Welcome back! It's gotten to the point that I actually read some of your blog chestnuts out loud to Tom at dinner, and we discuss (oh so philosophically of course!) some of the challenges they raise. We did this last night in fact.
So here I am settling down to some work, and I'm delighted to see a new entry. Which I of course read out loud to Tom. Who exclaimed "that's Freud's fort/da game!" when I was reading the para. re: G. running back into the room saying "I'm back!" In case you, like me, didn't know the fort/da reference, fort/da (gone/here) refers to the child realizing via the game his own capacity to allow a thing to be gone and then to call it back. The mother is the root of the fort/da game -- i.e., the child saying it's okay to let you go for a while b/c I know I can bring you back. (I'm paraphrasing Tom.) So apparently a good step towards being able to play on one's own.

So two can play that game... I was absent for a week (waiting of course for you!) but now via this posted comment I've come back!

Love the tilling pictures. Didn't it smell good while it was happening? Can't wait to live vicariously through that garden.

love, me.

Laura said...

I love your blog so it's such fun to read this new chapter. Obviously we haven't talked for awhile because I didn't know you are now a working mom. Congratulations. I can picture you kissing and hugging all good-bye and then walking out the front door and sneeking around to the back door and basement. Is that how it goes? I'm just curious.
And just look at your little farm children at work! Little house on the Prairie is going to pay off.

frickecarver said...

I, too, sat down to do some work but was so happy to read your new entry instead. I know it must be difficult, but I'm so happy that the kids are enjoying their new friend. I love G's game. Finley goes through a variety of emotions when I come home. When I get out of my car, I always see her face in the window, beaming. And then I walk inside, and she grins at me... then immediately starts crying and runs for Brenda.
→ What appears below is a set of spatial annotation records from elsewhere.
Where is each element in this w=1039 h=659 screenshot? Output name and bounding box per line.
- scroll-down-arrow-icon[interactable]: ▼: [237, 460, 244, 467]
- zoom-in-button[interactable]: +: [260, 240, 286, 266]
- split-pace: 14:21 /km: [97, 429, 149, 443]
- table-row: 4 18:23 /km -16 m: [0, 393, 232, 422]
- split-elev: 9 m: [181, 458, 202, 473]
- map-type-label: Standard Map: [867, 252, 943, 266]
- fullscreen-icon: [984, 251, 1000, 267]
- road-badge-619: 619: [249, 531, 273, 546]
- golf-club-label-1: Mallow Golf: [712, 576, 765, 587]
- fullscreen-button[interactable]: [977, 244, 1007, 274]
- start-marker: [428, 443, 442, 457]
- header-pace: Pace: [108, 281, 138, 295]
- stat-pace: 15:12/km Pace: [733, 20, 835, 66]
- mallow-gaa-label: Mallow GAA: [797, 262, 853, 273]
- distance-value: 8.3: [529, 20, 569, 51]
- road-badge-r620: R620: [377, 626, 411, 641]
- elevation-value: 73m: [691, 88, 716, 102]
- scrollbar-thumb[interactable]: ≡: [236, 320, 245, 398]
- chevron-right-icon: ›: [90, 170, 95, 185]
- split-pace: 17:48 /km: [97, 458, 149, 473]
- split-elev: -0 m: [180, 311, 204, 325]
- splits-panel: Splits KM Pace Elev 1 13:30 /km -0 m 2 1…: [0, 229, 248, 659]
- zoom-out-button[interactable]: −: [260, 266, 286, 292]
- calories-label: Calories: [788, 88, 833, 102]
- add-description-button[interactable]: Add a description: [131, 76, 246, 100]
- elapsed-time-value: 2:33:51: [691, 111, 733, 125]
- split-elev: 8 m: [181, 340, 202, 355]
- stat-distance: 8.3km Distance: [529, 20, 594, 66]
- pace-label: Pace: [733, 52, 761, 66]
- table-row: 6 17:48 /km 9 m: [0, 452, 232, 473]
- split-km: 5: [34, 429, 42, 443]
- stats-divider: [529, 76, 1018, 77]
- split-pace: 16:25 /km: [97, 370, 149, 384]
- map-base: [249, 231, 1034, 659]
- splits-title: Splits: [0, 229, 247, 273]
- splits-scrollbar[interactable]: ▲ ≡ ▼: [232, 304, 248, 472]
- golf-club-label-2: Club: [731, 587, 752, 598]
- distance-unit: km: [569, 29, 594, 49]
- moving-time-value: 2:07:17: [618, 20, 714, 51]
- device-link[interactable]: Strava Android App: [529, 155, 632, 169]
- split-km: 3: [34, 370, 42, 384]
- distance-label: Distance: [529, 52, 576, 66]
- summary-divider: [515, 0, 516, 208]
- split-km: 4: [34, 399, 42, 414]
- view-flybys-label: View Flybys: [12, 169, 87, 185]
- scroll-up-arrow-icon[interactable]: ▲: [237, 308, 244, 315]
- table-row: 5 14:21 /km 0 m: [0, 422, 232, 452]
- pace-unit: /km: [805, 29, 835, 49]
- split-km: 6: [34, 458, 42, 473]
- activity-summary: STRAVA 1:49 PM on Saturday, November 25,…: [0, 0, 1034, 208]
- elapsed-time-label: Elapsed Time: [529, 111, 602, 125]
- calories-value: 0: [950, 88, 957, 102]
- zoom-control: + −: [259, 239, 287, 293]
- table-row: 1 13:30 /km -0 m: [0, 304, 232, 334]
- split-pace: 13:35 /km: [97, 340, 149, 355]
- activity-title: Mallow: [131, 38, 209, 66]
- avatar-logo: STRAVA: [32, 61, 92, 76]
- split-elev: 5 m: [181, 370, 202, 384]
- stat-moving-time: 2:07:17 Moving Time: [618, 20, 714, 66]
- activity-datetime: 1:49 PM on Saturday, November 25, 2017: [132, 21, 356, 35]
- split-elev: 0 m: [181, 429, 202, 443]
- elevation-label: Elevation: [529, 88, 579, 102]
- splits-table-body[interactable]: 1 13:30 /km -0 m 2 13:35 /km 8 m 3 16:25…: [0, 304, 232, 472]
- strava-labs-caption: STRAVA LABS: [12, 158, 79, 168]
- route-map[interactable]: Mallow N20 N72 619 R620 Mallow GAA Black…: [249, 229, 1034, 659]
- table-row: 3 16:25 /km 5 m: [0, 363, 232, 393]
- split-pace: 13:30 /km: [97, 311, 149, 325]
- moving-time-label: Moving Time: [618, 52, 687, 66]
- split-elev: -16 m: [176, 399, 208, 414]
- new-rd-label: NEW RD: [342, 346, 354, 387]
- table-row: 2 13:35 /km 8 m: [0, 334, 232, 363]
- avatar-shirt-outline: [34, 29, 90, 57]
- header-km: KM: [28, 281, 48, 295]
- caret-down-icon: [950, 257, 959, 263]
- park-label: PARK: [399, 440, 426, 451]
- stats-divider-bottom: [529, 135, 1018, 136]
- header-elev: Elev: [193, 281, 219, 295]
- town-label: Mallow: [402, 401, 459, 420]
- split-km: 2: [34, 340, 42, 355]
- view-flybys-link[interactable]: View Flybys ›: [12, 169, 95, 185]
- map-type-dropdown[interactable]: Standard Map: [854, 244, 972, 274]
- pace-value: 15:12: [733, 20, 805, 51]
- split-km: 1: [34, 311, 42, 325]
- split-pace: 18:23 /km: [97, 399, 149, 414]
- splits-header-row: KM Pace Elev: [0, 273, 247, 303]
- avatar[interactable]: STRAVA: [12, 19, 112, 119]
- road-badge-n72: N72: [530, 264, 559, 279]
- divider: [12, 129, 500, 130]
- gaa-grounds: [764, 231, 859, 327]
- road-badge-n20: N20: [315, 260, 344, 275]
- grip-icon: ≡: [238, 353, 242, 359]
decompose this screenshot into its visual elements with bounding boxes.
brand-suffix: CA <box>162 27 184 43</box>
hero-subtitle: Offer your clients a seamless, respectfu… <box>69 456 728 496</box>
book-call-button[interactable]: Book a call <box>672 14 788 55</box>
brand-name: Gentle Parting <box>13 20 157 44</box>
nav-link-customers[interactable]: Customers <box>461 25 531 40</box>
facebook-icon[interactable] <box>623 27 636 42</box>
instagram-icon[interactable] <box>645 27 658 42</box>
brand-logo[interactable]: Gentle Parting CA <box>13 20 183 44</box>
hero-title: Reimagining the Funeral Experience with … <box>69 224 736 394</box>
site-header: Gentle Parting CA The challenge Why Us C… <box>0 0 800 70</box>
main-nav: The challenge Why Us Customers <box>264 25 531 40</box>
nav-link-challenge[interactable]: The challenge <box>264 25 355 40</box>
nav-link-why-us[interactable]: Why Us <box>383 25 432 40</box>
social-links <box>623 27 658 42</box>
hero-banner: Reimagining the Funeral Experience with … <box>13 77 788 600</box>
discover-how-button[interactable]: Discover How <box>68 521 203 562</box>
I try not to take it personally; I think it's her dealing with the fact that she loves us both and doesn't want to give up anyone's company. But it always smarts, just a little bit, especially when I've rushed home to be there early. But then we wave goodbye to Brenda through the window and then Finley smiles at me and hugs me and we go have dinner together and everything's okay again. But this struggle, everyday, between work and home is tough! I feel for you, my dear.

I would like to move into your house. We will help till the land.

xoxo

Meagan said...

Anna, after one day away Frances told me to go work some more because she wanted to play more with Kelsey. Of course then I was SO relieved, but after awhile that could get a tiny bit hurtful.
But of course we want them to adore their caregivers, right?
The transition must be stressful for them. Going from one mode to the other. I wish Finley and my children could share a nanny and then we could groan about how much more they loved her than us, ha ha ha! (cry cry cry!) And send them out to till the land together, yes, and trample the peas and dig for worms.